Question

Assuming that the straight line works as the plane mirror for a point, find the image of the point $\left( {1,2} \right)$ in the line $x - 3y + 4 = 0$.

Answer 1

To solve this question first we assume a random point that is the image of the given value. Then we apply the image theorem for the general equation. We are able to find all the unknown variables by comparing the general equation and the given equation. from there we are able to find the coordinate of an image of the given point on the given line.
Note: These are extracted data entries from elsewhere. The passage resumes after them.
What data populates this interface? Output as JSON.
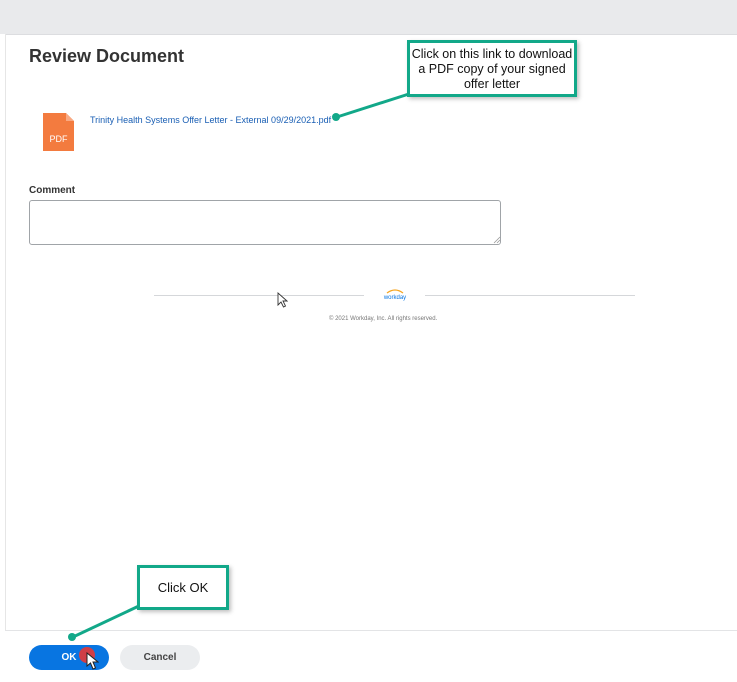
{
  "page": {
    "title": "Review Document"
  },
  "document": {
    "icon_label": "PDF",
    "file_link": "Trinity Health Systems Offer Letter - External 09/29/2021.pdf"
  },
  "comment": {
    "label": "Comment",
    "value": ""
  },
  "footer": {
    "logo_text": "workday",
    "copyright": "© 2021 Workday, Inc. All rights reserved."
  },
  "actions": {
    "ok_label": "OK",
    "cancel_label": "Cancel"
  },
  "annotations": {
    "download_callout": "Click on this link to download a PDF copy of your signed offer letter",
    "ok_callout": "Click OK"
  },
  "colors": {
    "accent": "#0875e1",
    "pdf_icon": "#f37b3f",
    "callout_border": "#12a889",
    "link": "#1a5fb4",
    "click_indicator": "#e53935"
  },
  "icons": {
    "file": "pdf-file-icon",
    "cursor": "mouse-pointer-icon"
  }
}
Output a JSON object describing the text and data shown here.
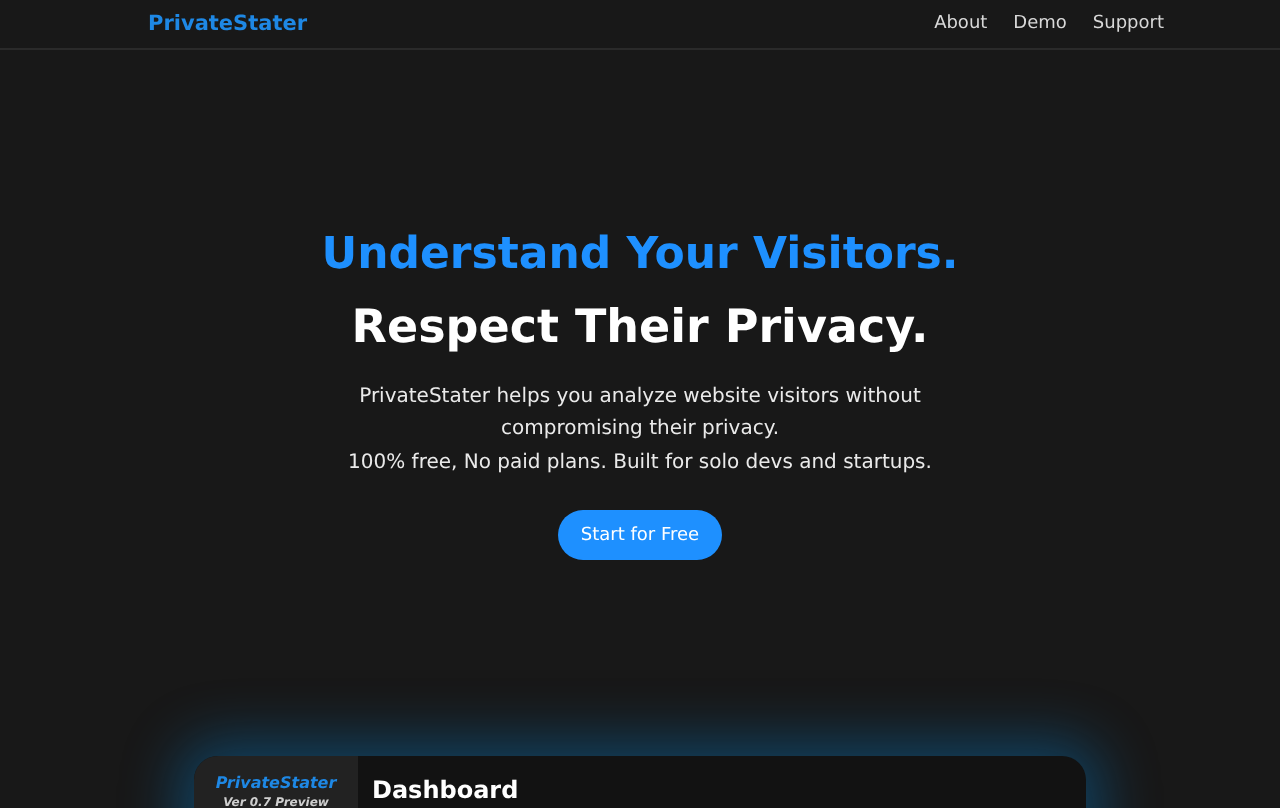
{
  "header": {
    "brand": "PrivateStater",
    "nav": [
      "About",
      "Demo",
      "Support"
    ]
  },
  "hero": {
    "headline": "Understand Your Visitors.",
    "subheadline": "Respect Their Privacy.",
    "description": "PrivateStater helps you analyze website visitors without compromising their privacy.",
    "tagline": "100% free, No paid plans. Built for solo devs and startups.",
    "cta": "Start for Free"
  },
  "preview": {
    "brand": "PrivateStater",
    "version": "Ver 0.7 Preview",
    "title": "Dashboard"
  }
}
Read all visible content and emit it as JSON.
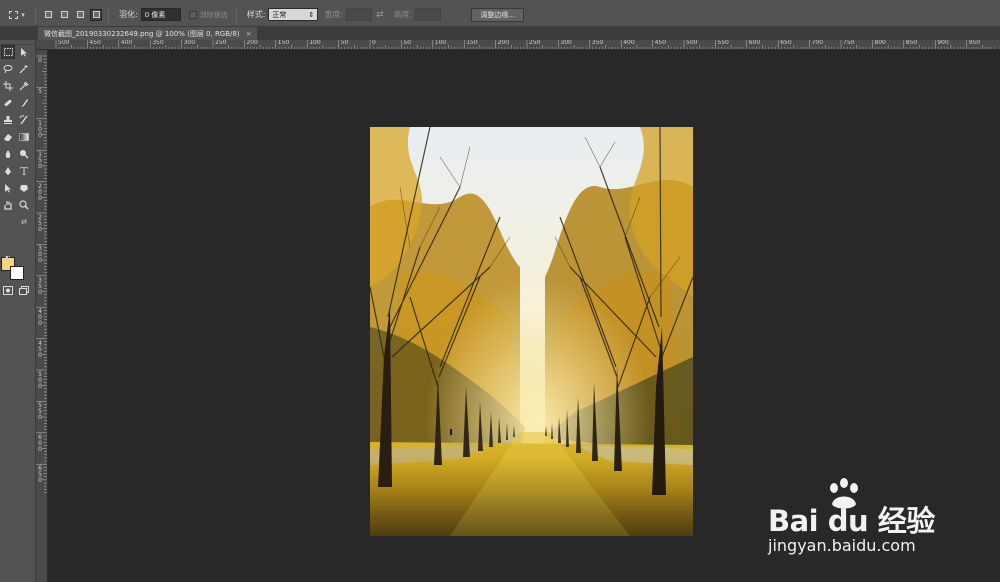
{
  "options_bar": {
    "feather_label": "羽化:",
    "feather_value": "0 像素",
    "antialias_label": "消除锯齿",
    "style_label": "样式:",
    "style_value": "正常",
    "width_label": "宽度:",
    "height_label": "高度:",
    "refine_edge_label": "调整边缘..."
  },
  "document_tab": {
    "title": "微信截图_20190330232649.png @ 100% (图层 0, RGB/8)",
    "close_label": "×"
  },
  "ruler_top_labels": [
    "500",
    "450",
    "400",
    "350",
    "300",
    "250",
    "200",
    "150",
    "100",
    "50",
    "0",
    "50",
    "100",
    "150",
    "200",
    "250",
    "300",
    "350",
    "400",
    "450",
    "500",
    "550",
    "600",
    "650",
    "700",
    "750",
    "800",
    "850",
    "900",
    "950"
  ],
  "ruler_left_labels": [
    "0",
    "5",
    "1 0 0",
    "1 5 0",
    "2 0 0",
    "2 5 0",
    "3 0 0",
    "3 5 0",
    "4 0 0",
    "4 5 0",
    "5 0 0",
    "5 5 0",
    "6 0 0",
    "6 5 0"
  ],
  "colors": {
    "foreground": "#f5d77a",
    "background": "#ffffff"
  },
  "watermark": {
    "brand": "Bai du 经验",
    "url": "jingyan.baidu.com"
  },
  "toolbox_icons": [
    "marquee-icon",
    "move-icon",
    "lasso-icon",
    "magic-wand-icon",
    "crop-icon",
    "eyedropper-icon",
    "healing-brush-icon",
    "brush-icon",
    "clone-stamp-icon",
    "history-brush-icon",
    "eraser-icon",
    "gradient-icon",
    "blur-icon",
    "dodge-icon",
    "pen-icon",
    "type-icon",
    "path-selection-icon",
    "shape-icon",
    "hand-icon",
    "zoom-icon"
  ]
}
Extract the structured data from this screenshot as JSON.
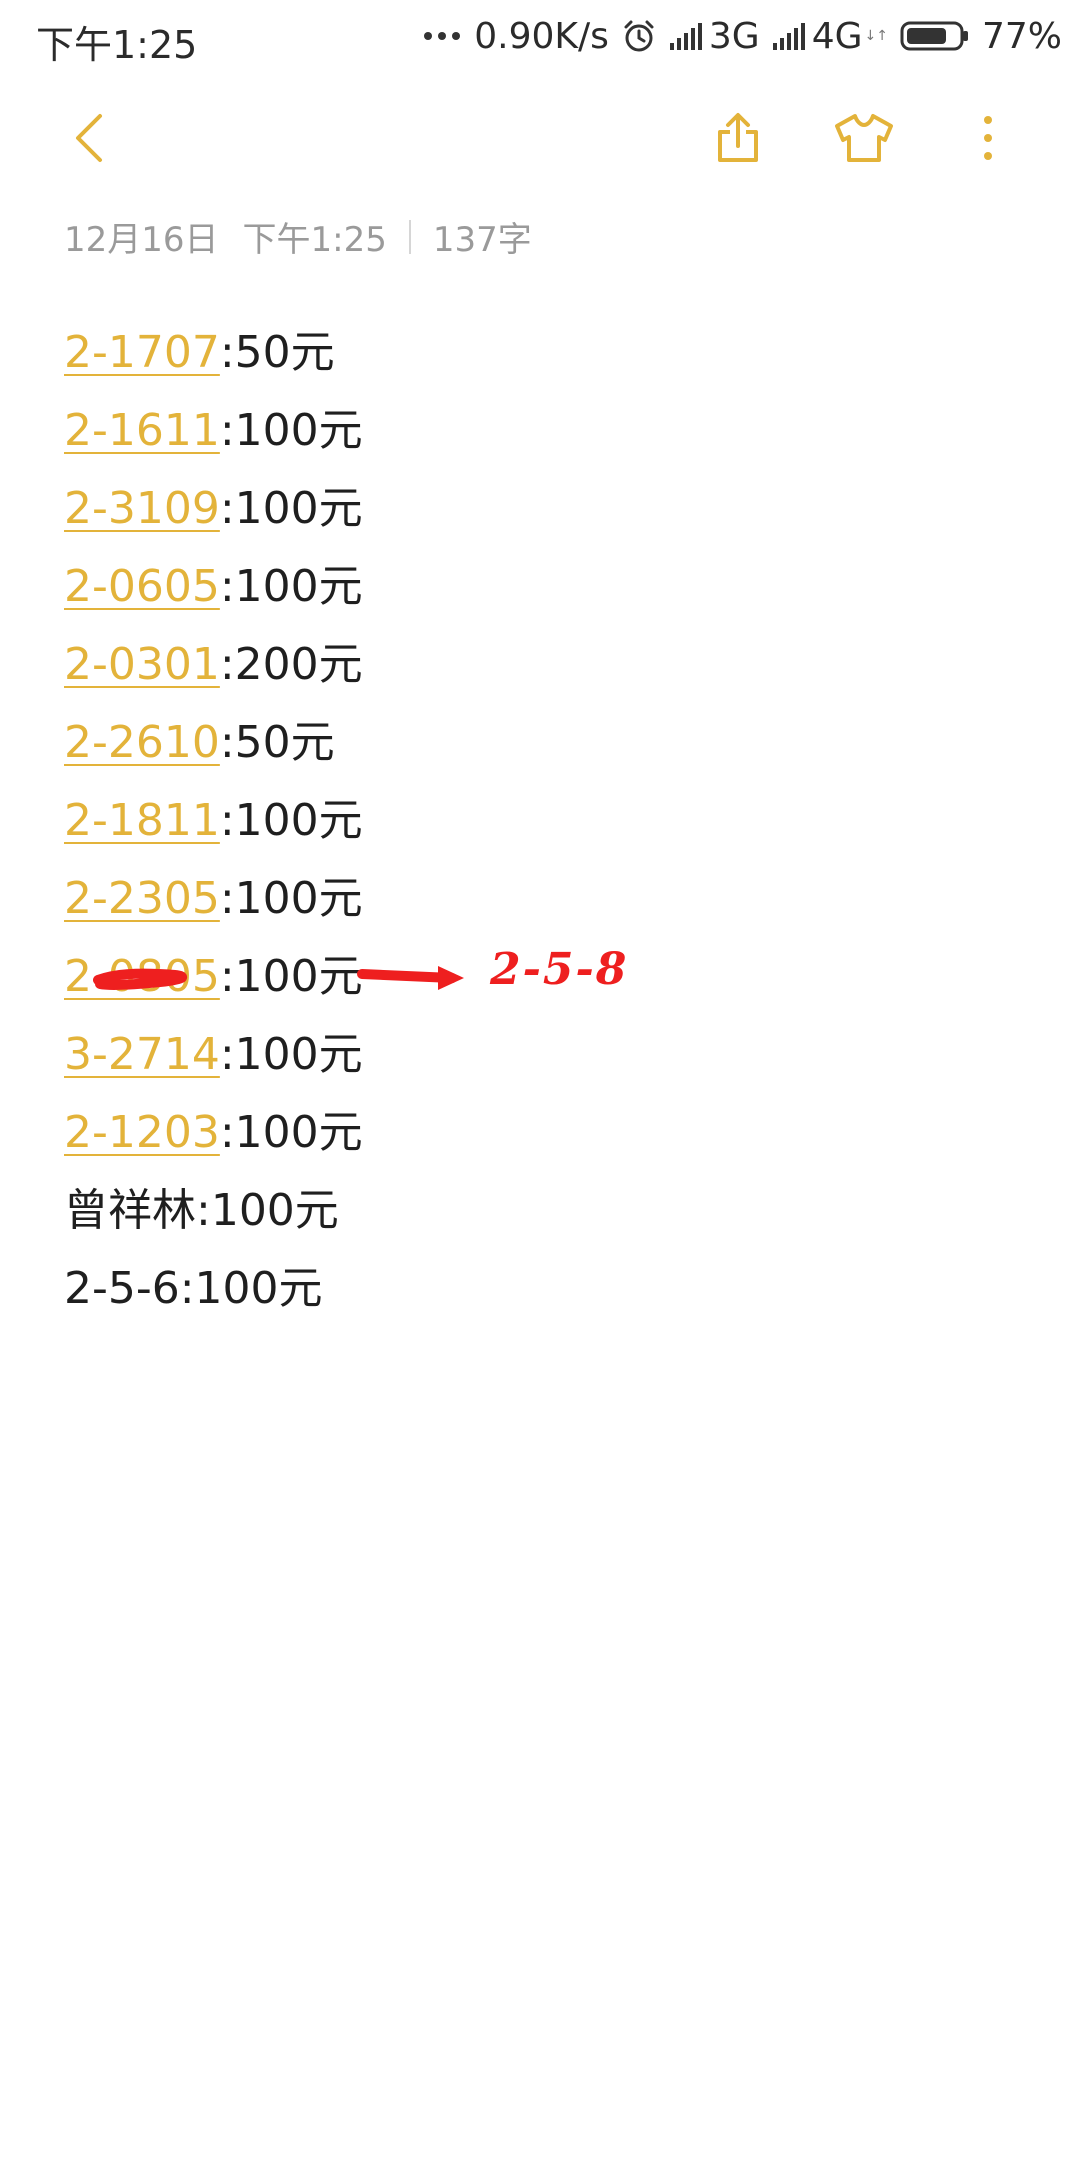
{
  "status_bar": {
    "time": "下午1:25",
    "net_speed": "0.90K/s",
    "sim1_label": "3G",
    "sim2_label": "4G",
    "sim2_sub": "↓↑",
    "battery_percent": "77%",
    "battery_level": 0.77,
    "icons": [
      "more-dots-icon",
      "alarm-clock-icon",
      "signal-icon",
      "signal-icon",
      "battery-icon"
    ]
  },
  "toolbar": {
    "icons": [
      "back-arrow-icon",
      "share-icon",
      "theme-shirt-icon",
      "more-vertical-icon"
    ]
  },
  "meta": {
    "date": "12月16日",
    "time": "下午1:25",
    "word_count": "137字"
  },
  "note": {
    "lines": [
      {
        "link": "2-1707",
        "text": ":50元"
      },
      {
        "link": "2-1611",
        "text": ":100元"
      },
      {
        "link": "2-3109",
        "text": ":100元"
      },
      {
        "link": "2-0605",
        "text": ":100元"
      },
      {
        "link": "2-0301",
        "text": ":200元"
      },
      {
        "link": "2-2610",
        "text": ":50元"
      },
      {
        "link": "2-1811",
        "text": ":100元"
      },
      {
        "link": "2-2305",
        "text": ":100元"
      },
      {
        "link": "2-0805",
        "text": ":100元"
      },
      {
        "link": "3-2714",
        "text": ":100元"
      },
      {
        "link": "2-1203",
        "text": ":100元"
      },
      {
        "link": "",
        "text": "曾祥林:100元"
      },
      {
        "link": "",
        "text": "2-5-6:100元"
      }
    ]
  },
  "annotation": {
    "text": "2-5-8",
    "color": "#ee1f1f"
  },
  "colors": {
    "accent": "#e3b33a",
    "body_text": "#1f1f1f",
    "meta_text": "#9a9a9a"
  }
}
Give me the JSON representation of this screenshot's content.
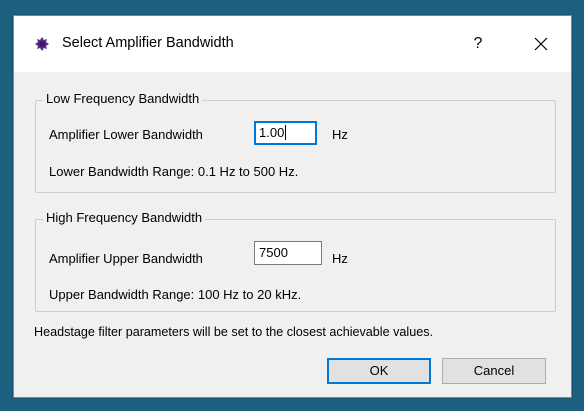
{
  "dialog": {
    "title": "Select Amplifier Bandwidth",
    "help_label": "?",
    "close_icon": "close-icon",
    "app_icon": "app-logo-icon"
  },
  "low_group": {
    "title": "Low Frequency Bandwidth",
    "field_label": "Amplifier Lower Bandwidth",
    "field_value": "1.00",
    "unit": "Hz",
    "range_text": "Lower Bandwidth Range: 0.1 Hz to 500 Hz."
  },
  "high_group": {
    "title": "High Frequency Bandwidth",
    "field_label": "Amplifier Upper Bandwidth",
    "field_value": "7500",
    "unit": "Hz",
    "range_text": "Upper Bandwidth Range: 100 Hz to 20 kHz."
  },
  "note": "Headstage filter parameters will be set to the closest achievable values.",
  "buttons": {
    "ok": "OK",
    "cancel": "Cancel"
  },
  "colors": {
    "desktop": "#1d5f7e",
    "dialog_bg": "#f0f0f0",
    "focus": "#0078d7"
  }
}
Complete step-by-step solution:
Let, the image of the point $\left( {h,k} \right)$
Let the given point is $\left( {{x_1},{y_1}} \right) = \left( {1,2} \right)$
General equation of the line is $ax + by + c = 0$
The given equation of the line is $x - 3y + 4 = 0$.
By image theorem of the general equation.
$\dfrac{{h - {x_1}}}{a} = \dfrac{{k - {y_1}}}{b} = \dfrac{{ - 2\left( {a{x_1} + b{y_1} + c} \right)}}{{{a^2} + {b^2}}}$ ……(i)
On comparing the given equation and the general equation of the line. We are able to find the value of the $a,b,c$.
On comparing the values are.
$a = 1$,
$b = - 3$ and
$c = 4$.
On putting all these values in equation (i).
$\dfrac{{h - 1}}{1} = \dfrac{{k - 2}}{{ - 3}} = \dfrac{{ - 2\left( {1 + - 6 + 4} \right)}}{{10}}$
On further solving
$\dfrac{{h - 1}}{1} = \dfrac{{k - 2}}{{ - 3}} = \dfrac{2}{{10}}$
On simplifying
$\dfrac{{h - 1}}{1} = \dfrac{{k - 2}}{{ - 3}} = \dfrac{1}{5}$
From here first we equate the first and third term in order to get the value of $h$. Then we compare the second and third terms in order to get the value of $k$.
On equating first and third term.
$\dfrac{{h - 1}}{1} = \dfrac{1}{5}$
On rearranging
$h - 1 = \dfrac{1}{5}$
On further solving
$h = \dfrac{1}{5} + 1$
On taking the LCM in denominator.
$h = \dfrac{{1 + 5}}{5}$
$h = \dfrac{6}{5}$
The image of the x coordinate along the given line is
$\Rightarrow h = \dfrac{6}{5}$
Now on equating second and third term
$\dfrac{{k - 2}}{{ - 3}} = \dfrac{1}{5}$
On rearranging this equation
$k - 2 = \dfrac{{ - 3}}{5}$
On further solving.
$k = \dfrac{{ - 3}}{5} + 2$
On taking LCM in the denominator
$k = \dfrac{{ - 3 + 10}}{5}$
$k = \dfrac{7}{5}$
The image of the y coordinate of the line is
$\Rightarrow k = \dfrac{7}{5}$
Final answer:
The image of the point $\left( {1,2} \right)$ on the line $x - 3y + 4 = 0$ is
$\Rightarrow \left( {\dfrac{6}{5},\dfrac{7}{5}} \right)$

Note: Students are making mistakes in the formula only they make changes if the formula by their earlier remembrance they directly put the square root in denominator of the third term or they forgot to multiply with the factor $- 2$. If we have to find the image on a plane then there is an extra term with z also and we have to equate three equations to find all the coordinates of the image.